A single-pointing of data can be treated as a mosaic. One
does not want to force the treatment of all single-pointing data
as mosaics, ie, one does not always want to image the entire
primary beam (PB) or correct for the PB.
The mosaic machinery also allows for combining data from telescopes
with different PB's and different imaging models, an interferometer
and a single dish, for example.
\subsection{Operations on Mosaic Datasets (Visibilities)}
One will need to perform ``bulk'' operations on
data from all pointings from one telescope (ie, calibration).
One will need to perform ``piecemeal'' operations on all data
from a single pointing from a single telescope (ie, gridding/FFTing).
For convenience of ``bulk'' operations, all the data from one
telescope should be stored together in one dataset.
Then the ``piecemeal'' operations could be performed
by selecting out subsets of data. In addition to all
the generic data selection possible with single-pointing
interferometers, one must be able to select on sky pointing position
(a single dish selector) and Telescope.
Something like the YegSet Iterator which would step through
all pointings one at a time would be nice.
It is unclear whether the data from multiple telescopes should
be stored in one dataset or in one dataset for each telescope.

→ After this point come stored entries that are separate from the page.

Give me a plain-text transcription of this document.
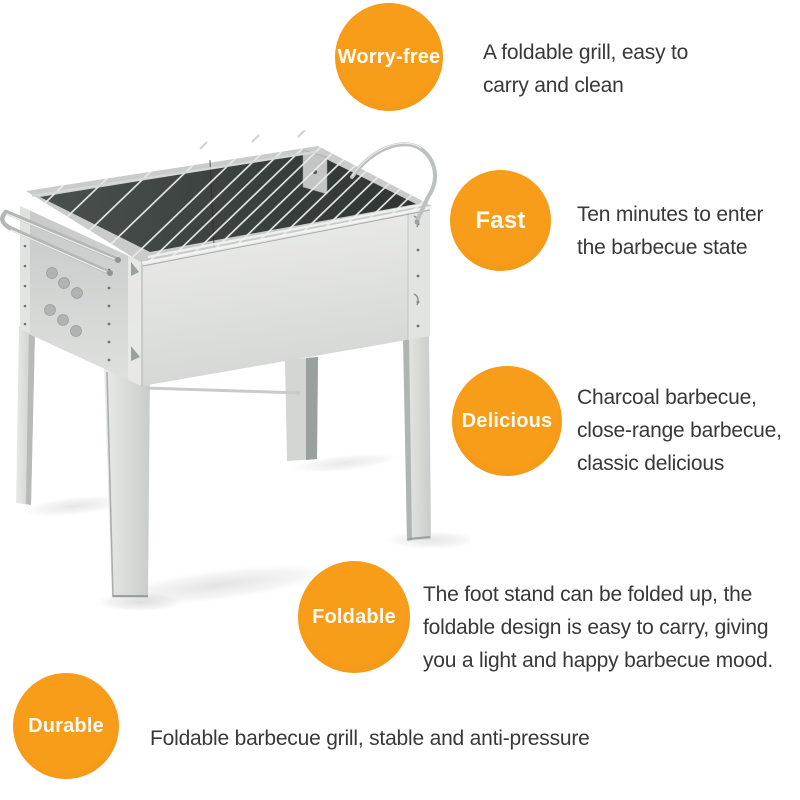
Worry-free A foldable grill, easy to
carry and clean
Fast Ten minutes to enter
the barbecue state
Delicious
Charcoal barbecue,
close-range barbecue,
classic delicious
Foldable
The foot stand can be folded up, the
foldable design is easy to carry, giving
you a light and happy barbecue mood.
Durable
Foldable barbecue grill, stable and anti-pressure
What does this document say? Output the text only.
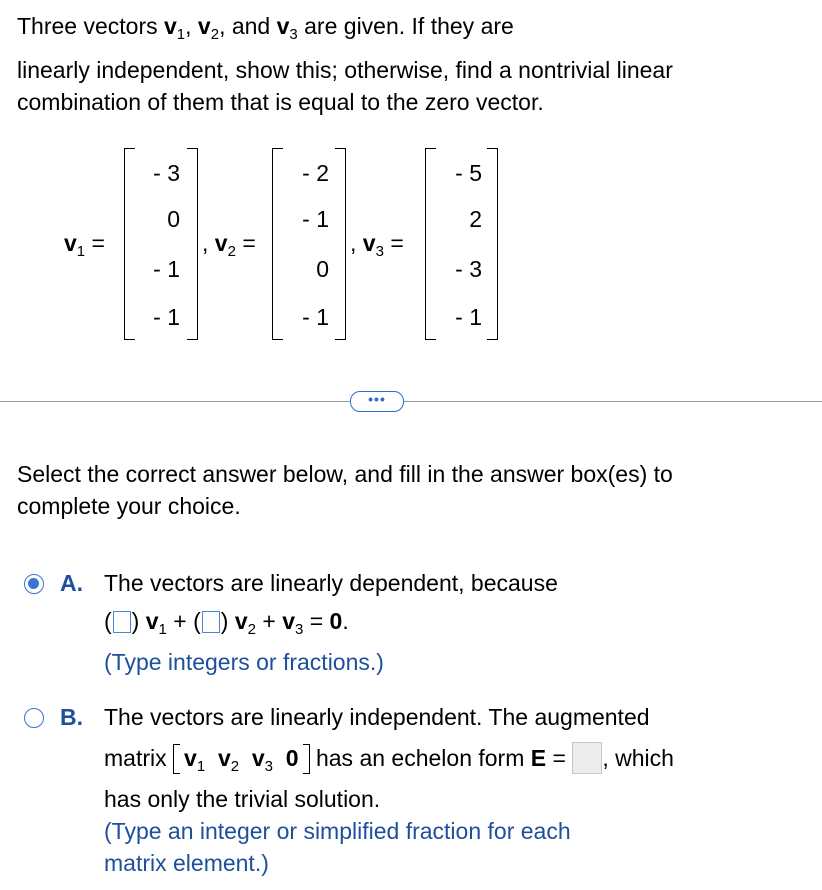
Three vectors $v_1$, $v_2$, and $v_3$ are given. If they are
linearly independent, show this; otherwise, find a nontrivial linear
combination of them that is equal to the zero vector.
$v_1$ =
- 3
0
- 1
- 1
, $v_2$ =
- 2
- 1
0
- 1
, $v_3$ =
- 5
2
- 3
- 1
•••
Select the correct answer below, and fill in the answer box(es) to
complete your choice.
A. The vectors are linearly dependent, because
( ) $v_1$ + ( ) $v_2 + v_3 = 0$.
(Type integers or fractions.)
B. The vectors are linearly independent. The augmented
matrix $v_1$ $v_2$ $v_3$ 0 has an echelon form E = , which
has only the trivial solution.
(Type an integer or simplified fraction for each
matrix element.)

The number of different telescopes used will usually be one or two,
so association of mosaic datasets from different telescopes
{\it by hand} will not be too cumbersome.
\subsection{Images}
The final product of the MOSAIC imaging algorithm is a plain old
image. The main difference between a MOSAIC image and an image
produced by CLEAN, say, is that it is inappropriate to apply
a PB to the final MOSAIC image: the parameters OBSRA, OBSDEC, and TELESCOP
are not uniquely specified. While it is unclear how they would be used,
if these parameters are present at all, they should be in arrays attached to the
image indicating ALL pointings of ALL telescopes.
There may or may not be an associated SENSITIVITY image, which is
essentially a generalized primary beam, and can be used to determine
the theoretical thermal noise in each pixel.
The fundamental equation at work in mosaicing is derived by making
a pixel by pixel least square fit to the true sky brightness from a number of
overlapping images weighted by the PB:
\begin{equation}
I_{mosaic}(\x) = \frac {\sum_{i=1}^{Npointings} I_{i} A_{i}(\x - \x_{i})}
{\sum_{i=1}^{Npointings} (A_{i}(\x - \x_{i}))^{2}} \label{EQN:MOSAIC}
\end{equation}
where $I_{i}(\x)$ is an image made at pointing $i$, and $A_{i}(\x - \x_{i})$
is the primary beam of the telescope used for pointing $i$ with
pointing center $\x_{i}$. The square root of the denominator is
the sensitivity image.
It has not been specified what kind of
images the $I_{i}(\x)$ are. In some cases, $I_{i}$ will be independently
deconvolved images. In this case, they may have some permanence
outside the mosaicing method. More common, at least when the MMA
comes on line, will be the case where $I_{i}$ are dirty images
produced for the sole purpose of making a mosaiced image. The
mosaiced dirty image may then be deconvolved with a single effective
point spread function. In this case, the $I_{i}$ have no permanence.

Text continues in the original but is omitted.